Elections don’t lie. As much as voters dislike the Republicans, they’ve repeatedly shown they’d rather have Republicans running the government than Democrats.

The Democratic establishment shows little willingness to change and little openness to outside advice. In all likelihood this will fall on deaf ears, but here goes anyway. Democrats, you won’t likely find your way out of the political wilderness unless you:

  • Stop trying to shame voters into backing candidates that wide swaths of the population find unappealing with scare tactics about what disaster will befall us if the latest ever-more-extreme Republican wins and how the catastrophe will be all their fault if they don’t vote Democratic. Only saying the other side is worse is an admission that your side is bad. Aspire to thrill voters instead.
  • Stop blaming voters for your defeats with the lame excuse that they are voting against their own best interests. Figure out how they see their interests and make them a better offer. Voters can be persuaded to realign. FDR turned a whole bunch of Republicans into Democrats, and Reagan turned a bunch of Democrats into Republicans. If you are consistently falling short of 50% in elections, that’s not the voters’ fault. It’s on the losing party to do something different to become more appealing to more people.
  • Stop using the vast Republican spin machine as an excuse for repeated losses. Of course opponents go to great lengths to badmouth you. Always have and always will. You can’t control that. Focus on what you can control.
  • Focus less on policies that benefit a particular constituency and more on programs with universal reach where everyone pays and everyone benefits. Wisconsin Democrats staked the last several elections on bargaining rights for a small minority of the state’s workers in just one sector of the economy, and lost decisively. This kind of strategy reinforces the image of a party devoted to benefiting favored interests and also makes the party vulnerable to divide-and-conquer tactics that were indeed successfully employed by Republican opponents.
  • Think long and hard about the fact that lower-income white working-class voters, especially those living in small towns and rural areas, used to support Democrats but most no longer do. There’s no shortage of clues about why they now prefer the Republicans. In those clues is a call to think bigger, to start doing things for blue-collar workers the Republicans won’t. Rebuilding governing majorities depends on it.
  • Try to become more than a confederation of interest groups, confined to their own issue silos, operating largely in isolation and sometimes even working at cross purposes. Doing this requires agreeing on and then expressing overarching values that knit these interests together. Republicans do a far better job staying focused on bedrock values while Democrats concentrate on issues and try to persuade people with a torrent of facts while not being willing or able to confidently describe a coherent underlying world view.

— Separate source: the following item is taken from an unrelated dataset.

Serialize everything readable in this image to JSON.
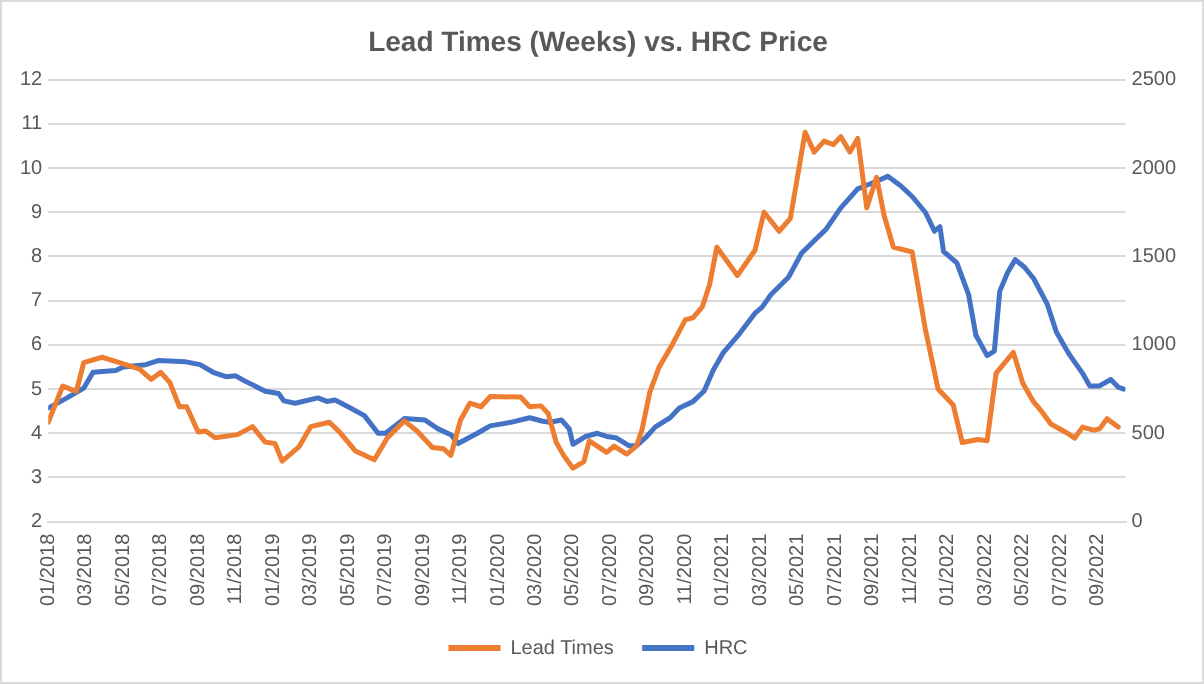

And then if and when voters decide to trust Democrats with power, you need to actually do what you say you believe in. No more hand-wringing about how acting boldly could cost you the next election. Doing little or nothing when given the opportunity to steer the ship of state has cost you way more elections than decisive action ever has.

Today’s Republican Party seems bound and determined to implode. Democrats, there is no shortage of opportunity for your party. There also is no shortage of doubt that you will take advantage of the opening.